Kubernetes configuration file is group-readable

[bjt-user]

Normally when you try to execute helm commands as a normal user you will get permission denied, because the config file is owned by root and not readable:

$ helm list
Error: Kubernetes cluster unreachable: error loading config file "/etc/rancher/k3s/k3s.yaml": open /etc/rancher/k3s/k3s.yaml: permission denied

The only solution to have a config file that all users can use that I see:

sudo chmod 644 /etc/rancher/k3s/k3s.yaml

But then you get these warnings:

WARNING: Kubernetes configuration file is group-readable. This is insecure. Location: /etc/rancher/k3s/k3s.yaml
WARNING: Kubernetes configuration file is world-readable. This is insecure. Location: /etc/rancher/k3s/k3s.yaml

I do not understand the logic here.
How can I use a k3s config file for all users and be able to use helm without warnings?

[mattfarina]

The warning was added after a 3rd party security audit.

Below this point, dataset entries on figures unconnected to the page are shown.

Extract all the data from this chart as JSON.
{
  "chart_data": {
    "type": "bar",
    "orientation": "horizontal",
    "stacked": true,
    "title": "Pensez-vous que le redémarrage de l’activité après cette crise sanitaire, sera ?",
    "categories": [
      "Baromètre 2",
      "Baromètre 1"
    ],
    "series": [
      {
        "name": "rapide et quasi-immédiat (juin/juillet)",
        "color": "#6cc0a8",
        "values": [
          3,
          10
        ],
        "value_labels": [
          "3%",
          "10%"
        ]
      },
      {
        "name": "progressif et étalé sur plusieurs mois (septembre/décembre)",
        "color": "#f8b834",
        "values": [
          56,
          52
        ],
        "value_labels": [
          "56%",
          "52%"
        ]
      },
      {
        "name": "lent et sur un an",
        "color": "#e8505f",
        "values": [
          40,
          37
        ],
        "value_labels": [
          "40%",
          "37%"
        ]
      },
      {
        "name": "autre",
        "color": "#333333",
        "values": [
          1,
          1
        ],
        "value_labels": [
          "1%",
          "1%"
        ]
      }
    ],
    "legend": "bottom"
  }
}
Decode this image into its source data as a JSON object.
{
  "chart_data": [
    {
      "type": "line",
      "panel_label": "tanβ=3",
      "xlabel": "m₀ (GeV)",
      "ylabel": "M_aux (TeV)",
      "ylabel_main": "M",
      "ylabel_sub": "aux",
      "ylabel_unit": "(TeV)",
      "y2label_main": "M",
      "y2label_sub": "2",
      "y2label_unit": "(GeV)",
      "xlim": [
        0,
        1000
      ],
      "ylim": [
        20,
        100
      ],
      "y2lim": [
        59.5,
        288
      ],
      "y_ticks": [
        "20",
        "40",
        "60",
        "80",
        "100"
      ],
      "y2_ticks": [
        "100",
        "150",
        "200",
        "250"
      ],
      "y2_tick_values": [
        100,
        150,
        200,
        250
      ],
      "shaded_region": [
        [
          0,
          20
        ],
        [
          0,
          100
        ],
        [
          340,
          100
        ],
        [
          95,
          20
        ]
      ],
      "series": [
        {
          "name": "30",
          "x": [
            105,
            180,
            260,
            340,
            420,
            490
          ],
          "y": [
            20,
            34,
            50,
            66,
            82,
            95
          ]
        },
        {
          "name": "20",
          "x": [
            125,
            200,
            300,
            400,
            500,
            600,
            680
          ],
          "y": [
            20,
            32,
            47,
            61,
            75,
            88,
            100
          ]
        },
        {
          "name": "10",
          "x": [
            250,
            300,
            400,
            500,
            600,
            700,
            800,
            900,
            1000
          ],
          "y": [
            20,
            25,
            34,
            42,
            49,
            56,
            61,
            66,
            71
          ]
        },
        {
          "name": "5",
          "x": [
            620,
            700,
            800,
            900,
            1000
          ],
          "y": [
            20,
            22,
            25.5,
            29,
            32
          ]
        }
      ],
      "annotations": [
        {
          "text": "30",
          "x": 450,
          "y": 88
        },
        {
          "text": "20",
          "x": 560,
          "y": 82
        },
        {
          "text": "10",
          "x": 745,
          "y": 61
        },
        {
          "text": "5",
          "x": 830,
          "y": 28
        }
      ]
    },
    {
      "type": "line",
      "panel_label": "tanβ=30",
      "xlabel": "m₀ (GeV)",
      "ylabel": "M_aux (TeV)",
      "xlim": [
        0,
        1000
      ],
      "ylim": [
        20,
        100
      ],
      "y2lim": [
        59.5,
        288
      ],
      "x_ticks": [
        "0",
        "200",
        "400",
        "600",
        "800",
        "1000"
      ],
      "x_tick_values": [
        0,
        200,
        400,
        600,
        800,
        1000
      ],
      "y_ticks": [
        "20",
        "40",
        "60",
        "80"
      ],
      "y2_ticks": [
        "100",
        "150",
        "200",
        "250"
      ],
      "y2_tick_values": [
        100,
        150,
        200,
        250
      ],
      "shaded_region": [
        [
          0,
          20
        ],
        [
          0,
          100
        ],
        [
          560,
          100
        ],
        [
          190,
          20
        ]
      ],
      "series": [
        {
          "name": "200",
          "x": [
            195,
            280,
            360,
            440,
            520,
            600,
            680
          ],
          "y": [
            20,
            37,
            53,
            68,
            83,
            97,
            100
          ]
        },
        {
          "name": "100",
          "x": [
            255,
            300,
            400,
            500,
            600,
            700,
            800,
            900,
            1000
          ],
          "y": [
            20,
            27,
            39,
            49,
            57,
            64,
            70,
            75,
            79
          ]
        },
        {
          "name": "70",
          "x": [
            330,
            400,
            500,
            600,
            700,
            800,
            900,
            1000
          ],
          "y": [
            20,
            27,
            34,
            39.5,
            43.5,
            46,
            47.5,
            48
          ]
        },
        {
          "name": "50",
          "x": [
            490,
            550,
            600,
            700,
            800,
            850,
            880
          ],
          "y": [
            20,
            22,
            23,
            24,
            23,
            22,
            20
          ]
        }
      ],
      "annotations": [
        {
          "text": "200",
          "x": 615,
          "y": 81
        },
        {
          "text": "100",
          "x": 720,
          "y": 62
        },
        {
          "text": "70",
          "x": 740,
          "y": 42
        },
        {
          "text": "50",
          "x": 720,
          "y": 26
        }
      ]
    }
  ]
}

In recent versions of Helm the warning is no longer present because:

• There are many situations where the configuration is group or world readable (e.g., being mounted as a secret in a container)
• Other k8s based tooling does not provide this message
• This is a separation of concerns as Helm does not manage the kubeconfig file

If you upgrade to a newer version of Helm you will find the message should be gone.

[bjt-user]

Hello Matt,

thank you for the response.

The issue is still present in the latest version v3.16.1:

$ linux-amd64/helm version
WARNING: Kubernetes configuration file is group-readable. This is insecure. Location: /etc/rancher/k3s/k3s.yaml
WARNING: Kubernetes configuration file is world-readable. This is insecure. Location: /etc/rancher/k3s/k3s.yaml
version.BuildInfo{Version:"v3.16.1", GitCommit:"5a5449dc42be07001fd5771d56429132984ab3ab", GitTreeState:"clean", GoVersion:"go1.22.7"}

Let's hope it will be fixed in 3.16.2.

[mattfarina]

Doh. I thought this had been removed. We agreed to remove these lines but it appears we did not make the necessary change. I'll look into doing that.